Circuit Class Therapy and 7-Day-Week Therapy Increase Physiotherapy Time, But Not Patient Activity
Early Results From the CIRCIT Trial
Background and Purpose—The optimum model of physiotherapy service delivery for maximizing active task practice during rehabilitation after stroke is unknown. The purpose of the study was to examine the relative effectiveness of 2 alternative models of physiotherapy service delivery against a usual care control with regard to increasing patient activity.

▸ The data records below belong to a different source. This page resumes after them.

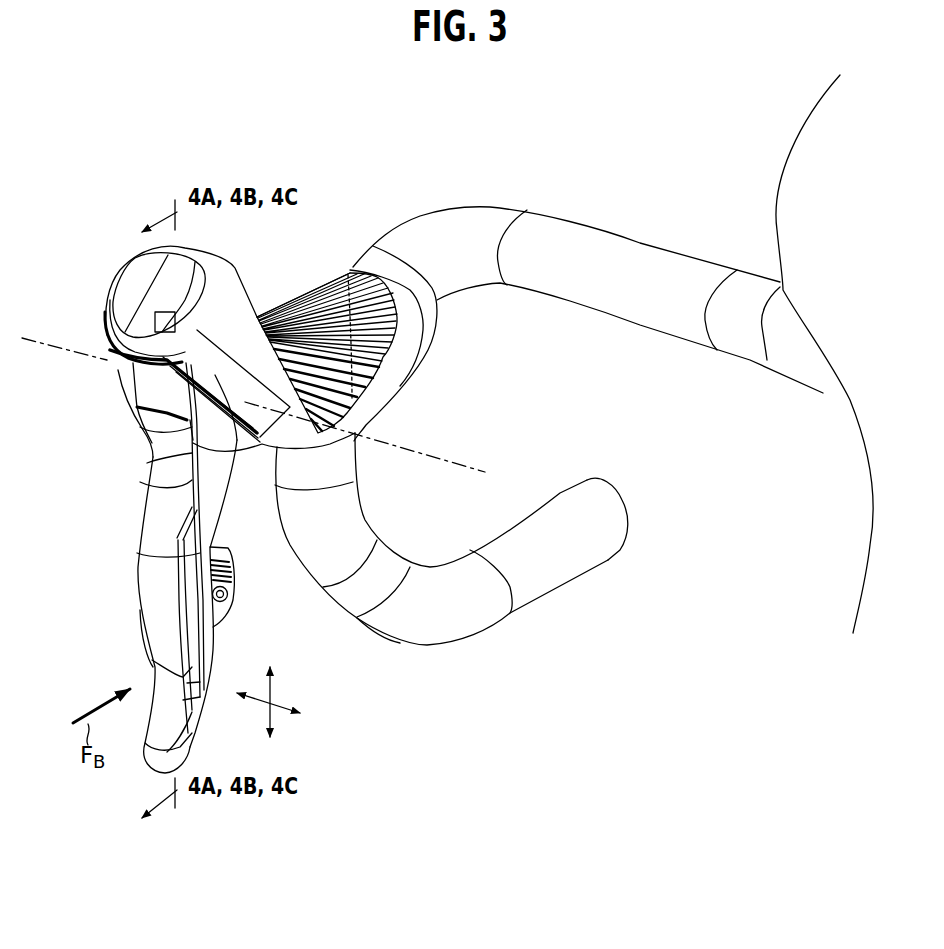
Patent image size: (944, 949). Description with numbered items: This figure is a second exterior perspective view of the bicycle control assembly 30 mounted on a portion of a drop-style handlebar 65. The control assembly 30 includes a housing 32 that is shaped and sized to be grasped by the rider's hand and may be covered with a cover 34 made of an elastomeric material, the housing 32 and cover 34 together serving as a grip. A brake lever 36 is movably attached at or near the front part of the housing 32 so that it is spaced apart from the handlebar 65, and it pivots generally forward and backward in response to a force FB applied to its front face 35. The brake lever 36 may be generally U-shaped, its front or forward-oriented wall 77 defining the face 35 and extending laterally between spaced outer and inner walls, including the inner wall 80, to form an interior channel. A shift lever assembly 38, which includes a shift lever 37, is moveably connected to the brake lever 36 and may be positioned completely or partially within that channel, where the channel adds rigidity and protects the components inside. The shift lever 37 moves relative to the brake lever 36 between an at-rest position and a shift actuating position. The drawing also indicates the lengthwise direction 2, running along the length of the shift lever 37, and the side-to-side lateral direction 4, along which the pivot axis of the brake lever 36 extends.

The bicycle control assembly 30 is at (95, 672).
The housing 32 is at (128, 390).
The cover 34 is at (307, 300).
The front face 35 is at (147, 595).
The brake lever 36 is at (152, 500).
The shift lever 37 is at (213, 553).
The shift lever assembly 38 is at (70, 350).
The handlebar 65 is at (603, 307).
The forward-oriented wall 77 is at (145, 563).
The inner wall 80 is at (195, 540).
The lateral direction 4 is at (283, 700).
The lengthwise direction 2 is at (277, 720).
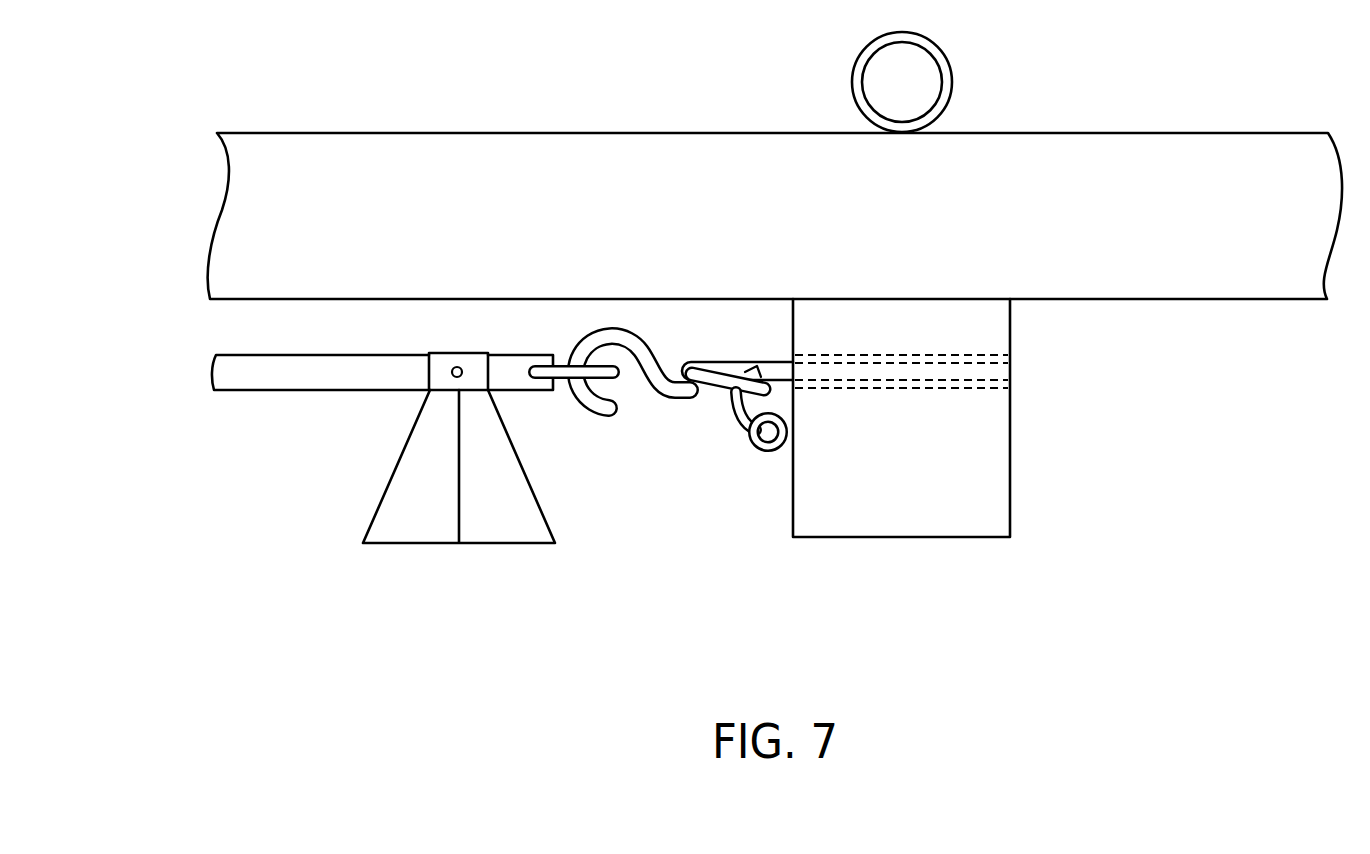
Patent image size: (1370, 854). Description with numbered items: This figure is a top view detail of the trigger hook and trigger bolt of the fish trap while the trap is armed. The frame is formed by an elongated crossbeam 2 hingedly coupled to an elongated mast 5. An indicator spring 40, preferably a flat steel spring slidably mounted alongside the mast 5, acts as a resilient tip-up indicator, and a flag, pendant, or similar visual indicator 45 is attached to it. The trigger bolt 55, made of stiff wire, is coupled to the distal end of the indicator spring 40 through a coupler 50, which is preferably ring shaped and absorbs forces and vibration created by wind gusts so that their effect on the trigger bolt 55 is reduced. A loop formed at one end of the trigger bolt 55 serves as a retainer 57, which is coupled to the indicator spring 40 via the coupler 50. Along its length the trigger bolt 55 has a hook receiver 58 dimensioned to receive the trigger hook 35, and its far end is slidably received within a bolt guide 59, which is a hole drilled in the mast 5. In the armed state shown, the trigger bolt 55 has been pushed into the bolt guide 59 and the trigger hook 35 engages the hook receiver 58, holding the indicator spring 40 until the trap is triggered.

The crossbeam 2 is at (1113, 133).
The mast 5 is at (923, 538).
The trigger hook 35 is at (738, 422).
The indicator spring 40 is at (287, 391).
The visual indicator 45 is at (407, 545).
The coupler 50 is at (562, 365).
The trigger bolt 55 is at (672, 372).
The retainer 57 is at (612, 410).
The hook receiver 58 is at (703, 377).
The bolt guide 59 is at (983, 390).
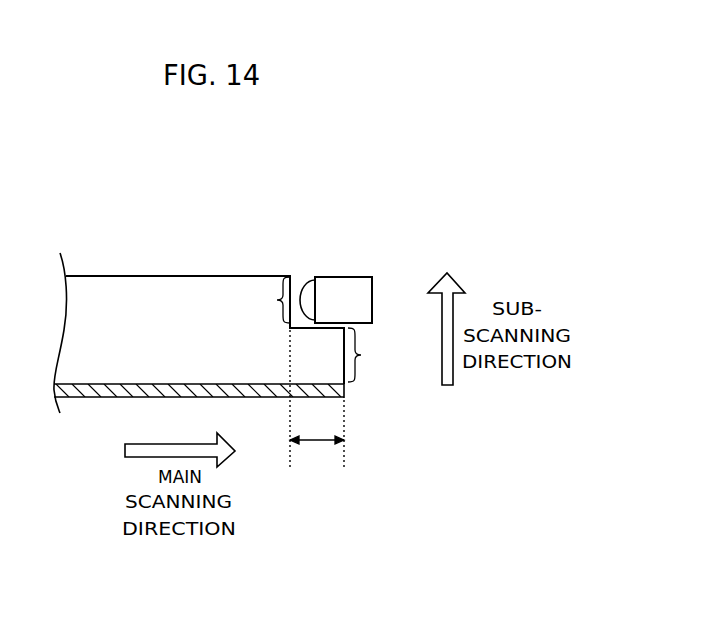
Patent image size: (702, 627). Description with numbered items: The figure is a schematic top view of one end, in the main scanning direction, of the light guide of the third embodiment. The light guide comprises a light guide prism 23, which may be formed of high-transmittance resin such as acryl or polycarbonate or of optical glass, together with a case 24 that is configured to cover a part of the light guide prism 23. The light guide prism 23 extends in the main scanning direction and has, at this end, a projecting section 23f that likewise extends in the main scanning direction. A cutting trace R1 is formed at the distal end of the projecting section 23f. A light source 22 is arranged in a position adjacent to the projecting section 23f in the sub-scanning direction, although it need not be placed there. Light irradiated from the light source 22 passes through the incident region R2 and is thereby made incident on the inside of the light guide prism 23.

The light source 22 is at (342, 298).
The light guide prism 23 is at (133, 310).
The projecting section 23f is at (317, 402).
The case 24 is at (88, 386).
The cutting trace R1 is at (369, 355).
The incident region R2 is at (266, 300).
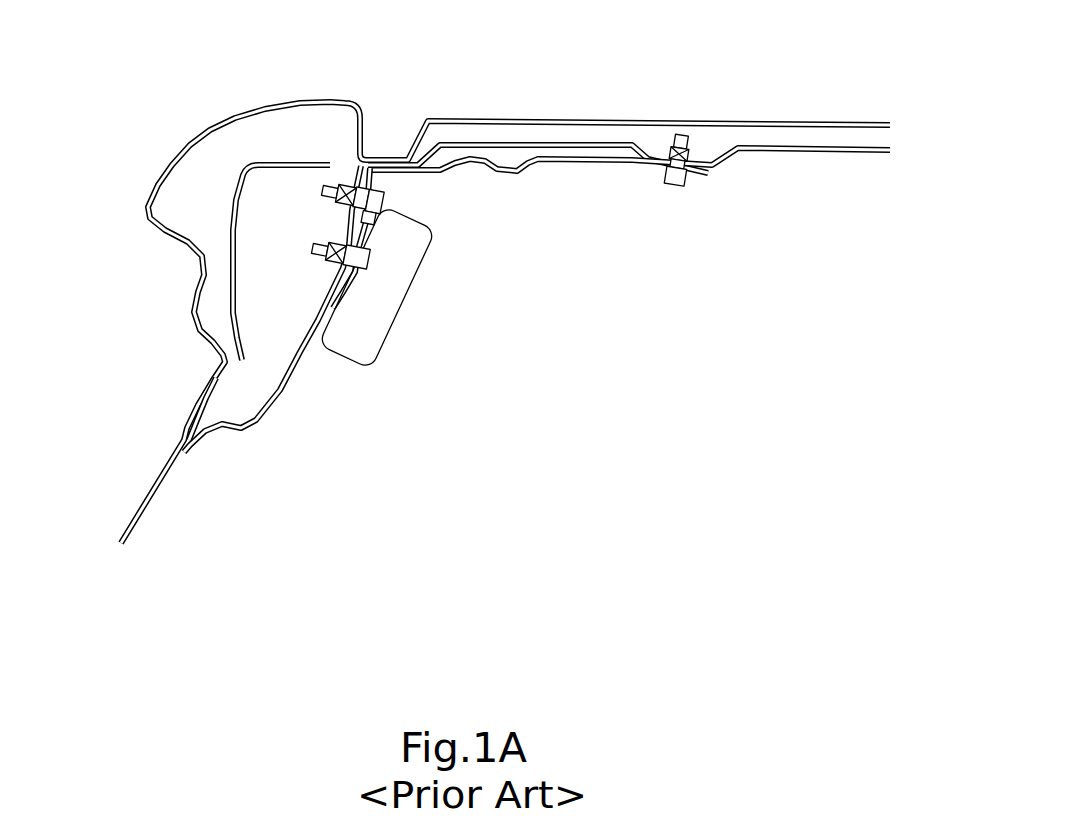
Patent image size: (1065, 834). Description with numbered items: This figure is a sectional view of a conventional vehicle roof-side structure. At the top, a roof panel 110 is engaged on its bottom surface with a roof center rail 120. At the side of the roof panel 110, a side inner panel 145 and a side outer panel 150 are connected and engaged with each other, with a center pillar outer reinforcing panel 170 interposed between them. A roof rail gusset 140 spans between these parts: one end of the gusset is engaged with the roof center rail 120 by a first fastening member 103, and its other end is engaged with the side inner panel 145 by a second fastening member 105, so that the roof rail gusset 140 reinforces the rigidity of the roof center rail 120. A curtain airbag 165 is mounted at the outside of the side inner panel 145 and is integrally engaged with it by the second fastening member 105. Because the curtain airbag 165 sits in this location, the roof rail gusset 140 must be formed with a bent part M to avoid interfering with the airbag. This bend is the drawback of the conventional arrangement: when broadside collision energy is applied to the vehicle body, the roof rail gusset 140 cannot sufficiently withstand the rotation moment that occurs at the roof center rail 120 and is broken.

The roof panel 110 is at (705, 117).
The roof center rail 120 is at (516, 146).
The roof rail gusset 140 is at (512, 172).
The side inner panel 145 is at (275, 403).
The side outer panel 150 is at (146, 208).
The center pillar outer reinforcing panel 170 is at (232, 280).
The curtain airbag 165 is at (373, 345).
The second fastening member 105 is at (384, 206).
The first fastening member 103 is at (368, 264).
The bent part of roof rail gusset M is at (372, 160).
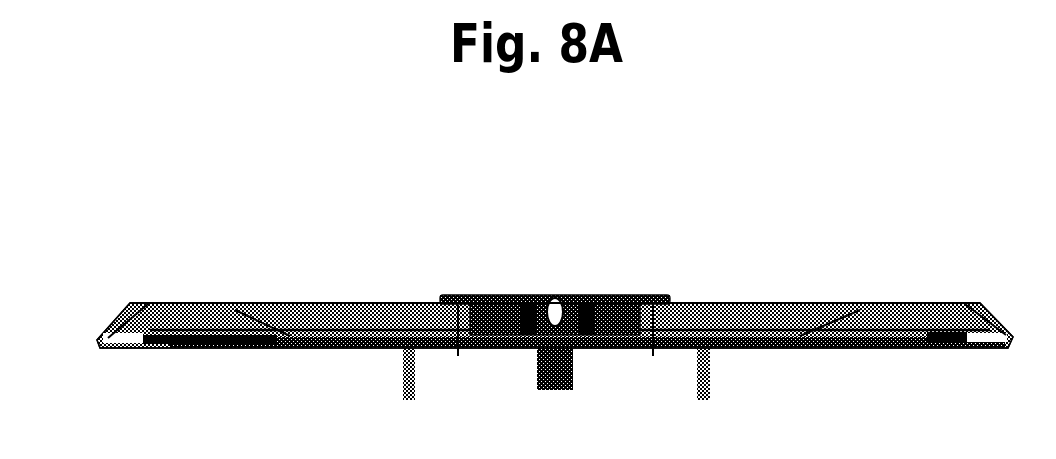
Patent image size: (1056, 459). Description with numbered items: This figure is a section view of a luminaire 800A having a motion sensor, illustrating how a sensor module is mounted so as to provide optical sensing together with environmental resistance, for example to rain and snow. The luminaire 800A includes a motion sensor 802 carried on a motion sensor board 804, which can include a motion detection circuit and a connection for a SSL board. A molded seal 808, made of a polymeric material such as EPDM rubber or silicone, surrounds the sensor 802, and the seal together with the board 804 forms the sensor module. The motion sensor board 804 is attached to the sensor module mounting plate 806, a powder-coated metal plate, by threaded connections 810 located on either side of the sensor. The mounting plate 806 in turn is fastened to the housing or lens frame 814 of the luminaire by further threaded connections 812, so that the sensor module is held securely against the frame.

The luminaire 800A is at (160, 83).
The motion sensor 802 is at (560, 295).
The motion sensor board 804 is at (472, 295).
The sensor module mounting plate 806 is at (520, 294).
The molded seal 808 is at (620, 293).
The threaded connections 810 is at (529, 294).
The threaded connections 812 is at (460, 350).
The lens frame 814 is at (187, 303).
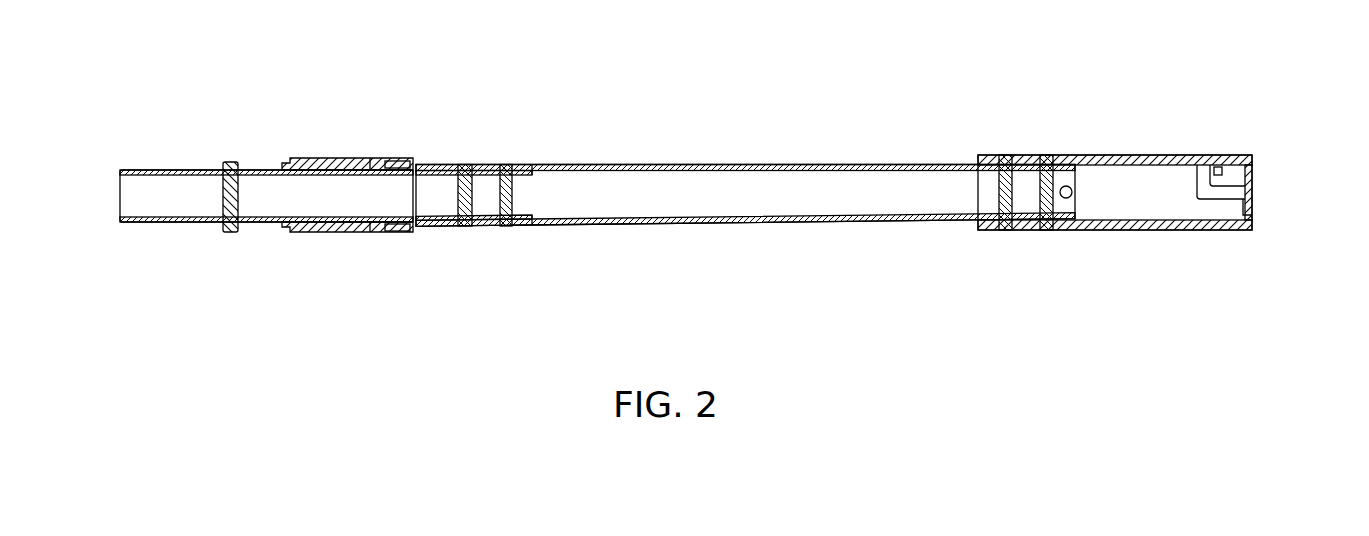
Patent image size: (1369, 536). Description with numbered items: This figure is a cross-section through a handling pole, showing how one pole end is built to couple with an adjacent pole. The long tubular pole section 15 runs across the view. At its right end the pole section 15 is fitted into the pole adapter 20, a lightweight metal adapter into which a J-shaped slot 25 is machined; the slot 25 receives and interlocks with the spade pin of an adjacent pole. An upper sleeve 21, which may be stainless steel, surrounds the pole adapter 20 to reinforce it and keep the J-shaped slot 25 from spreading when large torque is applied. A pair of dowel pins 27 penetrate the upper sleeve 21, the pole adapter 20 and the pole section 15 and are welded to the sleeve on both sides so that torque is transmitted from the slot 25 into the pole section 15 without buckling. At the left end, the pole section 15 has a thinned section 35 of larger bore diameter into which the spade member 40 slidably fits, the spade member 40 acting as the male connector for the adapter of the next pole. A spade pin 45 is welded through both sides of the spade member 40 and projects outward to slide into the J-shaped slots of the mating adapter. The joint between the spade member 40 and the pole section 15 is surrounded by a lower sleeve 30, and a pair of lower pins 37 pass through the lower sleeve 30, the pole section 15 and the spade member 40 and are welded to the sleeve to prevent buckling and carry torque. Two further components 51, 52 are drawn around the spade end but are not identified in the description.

The pole section 15 is at (705, 165).
The pole adapter 20 is at (1168, 160).
The upper sleeve 21 is at (1177, 230).
The J-shaped slot 25 is at (1250, 197).
The dowel pin 27 is at (1047, 230).
The lower sleeve 30 is at (582, 164).
The thinned section 35 is at (530, 226).
The lower pin 37 is at (505, 220).
The spade member 40 is at (140, 170).
The spade pin 45 is at (228, 162).
The locking ring 51 is at (395, 158).
The coupling sleeve 52 is at (330, 158).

Methods—Substudy within a large 3-armed randomized controlled trial, which compared 3 different models of physiotherapy service delivery, was provided for 4 weeks during subacute, inpatient rehabilitation (n=283). The duration of all physiotherapy sessions was recorded. In addition, 32 participants were observed at 10-minute intervals for 1 weekday and 1 weekend day between 8:00 am and 4:30 pm. At each observation, we recorded physical activity, location, and people present.
Results—Participants receiving 7-day-week and circuit class therapy received an additional 3 hours and 22 hours of physiotherapy time, respectively, when compared with usual care. Participants were standing or walking for a median of 8.2% of observations. On weekdays, circuit class therapy participants spent more time in therapy-related activity (10.2% of observations) when compared with usual care participants (6.1% of observations). On weekends, 7-day therapy participants spent more time in therapy-related activity (4.2% of observations) when compared with both usual care and circuit class therapy participants (0% of observations for both groups). Activity levels outside of therapy sessions did not differ between groups.
Conclusions—A greater dosage of physiotherapy time did not translate into meaningful increases in physical activity across the day.
Clinical Trial Registration—URL: http://www.anzctr.org.au/. Unique identifier: ACTRN12610000096055.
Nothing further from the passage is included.